From the writer of Eternal Sunshine of the Spotless Mind and Being John Malkovich, Synecdoche, New York is another film concerned with twisting reality whilst filling itself with bizarre happenings. It is because of its peculiarity that any attempt to describe it succinctly is nigh impossible, the nearest attempt at an explanation being that it centres on Cotard’s attempt to stage a theatrical representation of life in New York, as its title suggests. The play becomes his life’s work and he subsequently loses whatever grip he ever held on reality (which was never much). The set is built in a warehouse that, through the course of the film, increasingly resembles a Tardis as it begins to hold a whole world. While his work begins to thrive, Cotard finds himself ostracised from reality and his daughter Olive (Sadie Goldstein) who becomes, quite literally, foreign to him.

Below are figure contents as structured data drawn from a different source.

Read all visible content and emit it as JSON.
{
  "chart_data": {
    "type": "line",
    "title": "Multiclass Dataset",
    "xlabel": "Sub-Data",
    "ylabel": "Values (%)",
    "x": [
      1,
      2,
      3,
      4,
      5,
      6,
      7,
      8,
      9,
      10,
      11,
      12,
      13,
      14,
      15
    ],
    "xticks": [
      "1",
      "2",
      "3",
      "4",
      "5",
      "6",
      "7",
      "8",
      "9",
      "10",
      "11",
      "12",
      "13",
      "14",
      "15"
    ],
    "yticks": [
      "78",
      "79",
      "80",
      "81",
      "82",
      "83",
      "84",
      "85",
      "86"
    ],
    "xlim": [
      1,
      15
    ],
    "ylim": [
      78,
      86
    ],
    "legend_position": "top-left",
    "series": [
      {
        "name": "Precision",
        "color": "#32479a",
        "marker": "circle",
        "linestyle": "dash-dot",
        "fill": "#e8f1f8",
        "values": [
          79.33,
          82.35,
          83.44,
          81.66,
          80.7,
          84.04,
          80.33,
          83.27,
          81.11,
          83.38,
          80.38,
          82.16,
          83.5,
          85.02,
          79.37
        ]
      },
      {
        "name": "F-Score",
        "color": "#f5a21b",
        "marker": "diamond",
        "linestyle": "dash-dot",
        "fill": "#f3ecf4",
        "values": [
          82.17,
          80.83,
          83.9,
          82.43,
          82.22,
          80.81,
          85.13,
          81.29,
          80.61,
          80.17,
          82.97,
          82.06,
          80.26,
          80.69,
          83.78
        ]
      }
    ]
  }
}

The film, although never preachy, is quite clearly a statement on society. Focusing on ‘dating, birth, death, [and] life’, its exploration of one man’s quest to find meaning in the world he finds himself in leads to a complete unravelling of reality; either a warning against such a quest or a suggestion of the world we are heading toward with our preoccupation with growing up fast. The film is a visual representation of a fear many people encounter and is slightly harrowing because of it.
All lines between reality and fiction are erased; when Ellen (Dianne Wiest)’s role in the play slowly increases she frets over the implementation of the ‘fourth wall’, even though this is something that has never truly existed in the film. Synecdoche, New York’s fourth wall is stripped away in its first few seconds and the world it leaves behind is twisted until it comes full circle and mirrors reality. Wiest’s character speaks of the world Cotard has created, a world between what she terms as ‘stasis’ and ‘anti-stasis’ and this is exactly the void in which Synecdoche, New York appears. Cotard seems to spend the entirety of his life obsessing over the big issues of life and death and the minute details in bewteen, including fixing his bathroom tap and cleanliness. Perhaps it is no irony that his life becomes scripted by a cleaner in a narrative move similar to that used in Marc Forster’s Stranger Than Fiction.
It is often hard to see how it has been a ‘smash hit comedy’, as its casing advertises, as there are few laugh-out-loud moments. Instead you are left with a film that focuses on a man who, essentially, ends up watching his life played out before him. It is a film that snowballs and almost overtakes itself. Just missing the brilliance of Eternal Sunshine of the Spotless Mind, Synecdoche, New York is nonetheless a mesmerising and captivating film that implores you to watch it again. Difficult to categorise and impossible to solve, its preoccupations are intricate whilst its intentions are vast. Synecdoche, New York is a compelling work not to be missed.
Best bit; Perhaps not the ‘best’ bit, but Hazel (Samantha Morton)’s burning house is definitely one of the most troublesome parts of the film.